How much money can I get? The amount
you can borrow depends on several factors, including your age, the type of reverse
mortgage you select, current interest rates, the location of your home, and the
appraised value of your home and FHA's lending limits for your area. In most cases,
the older you are, the more valuable your home, and the less you owe on it, the
more money you can receive. To learn how much cash you're eligible for,
please use the free Reverse Mortgage Calculator for a quotation. Click
Here. Are all reverse mortgages the same? - Federally-insured
reverse mortgages. Known as Home Equity Conversion Mortgages (HECM), they are
insured by the U.S. Department of Housing and Urban Development (HUD). They are
widely available, have no income requirements, and can be used for any purpose.
- Government-sponsored
reverse mortgages. A Home Keeper® is Fannie Mae's conventional market alternative
to the Home Equity Conversion Mortgage (HECM). It is a government-sponsored enterprise
program and works like a HECM loan in many ways. However, a Home Keeper® reverse
mortgage addresses a few needs that are not met by HECM loans, such as individuals
with higher property values, condominium owners, and seniors wishing to use a
reverse mortgage to purchase a new home.
- Proprietary reverse mortgages.
These are private loans with unique features that appeal to certain kinds of borrowers.

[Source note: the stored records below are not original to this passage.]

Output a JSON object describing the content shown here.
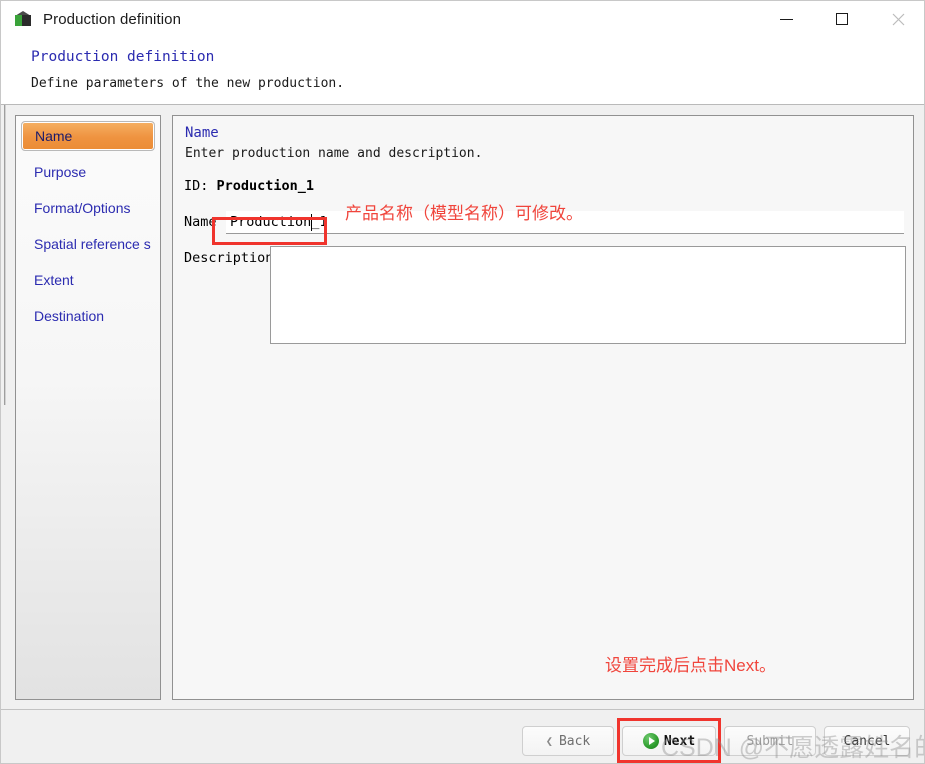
{
  "window": {
    "title": "Production definition",
    "icon": "cube-icon",
    "controls": {
      "minimize": "minimize-icon",
      "maximize": "maximize-icon",
      "close": "close-icon"
    }
  },
  "header": {
    "title": "Production definition",
    "subtitle": "Define parameters of the new production."
  },
  "sidebar": {
    "items": [
      {
        "label": "Name",
        "selected": true
      },
      {
        "label": "Purpose",
        "selected": false
      },
      {
        "label": "Format/Options",
        "selected": false
      },
      {
        "label": "Spatial reference s...",
        "selected": false
      },
      {
        "label": "Extent",
        "selected": false
      },
      {
        "label": "Destination",
        "selected": false
      }
    ]
  },
  "main": {
    "panel_title": "Name",
    "panel_subtitle": "Enter production name and description.",
    "id_label": "ID:",
    "id_value": "Production_1",
    "name_label": "Name",
    "name_value": "Production_1",
    "description_label": "Description",
    "description_value": ""
  },
  "annotations": {
    "name_note": "产品名称（模型名称）可修改。",
    "next_note": "设置完成后点击Next。",
    "highlight_color": "#f0342d"
  },
  "footer": {
    "back": "Back",
    "next": "Next",
    "submit": "Submit",
    "cancel": "Cancel"
  },
  "watermark": {
    "text": "CSDN @不愿透露姓名的美女"
  }
}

An example of such reverse mortgages, which are backed by the companies that develop
them, is Financial Freedom's Cash Account Plan.
What are the main
differences between a HECM reverse mortgage and a proprietary product like Financial
Freedom's Cash Account Plan? In general, the HECM product may offer
a higher loan amount for a lower valued home (for example, under $500,000) depending
upon the loan amount caps in specific counties, the amount of equity in the home,
and the age of the borrower. For a higher valued home with significant equity,
a senior may be likely to qualify for a larger cash payout through a Cash Account
Plan reverse mortgage. Cash Account Plans are not currently available in all states.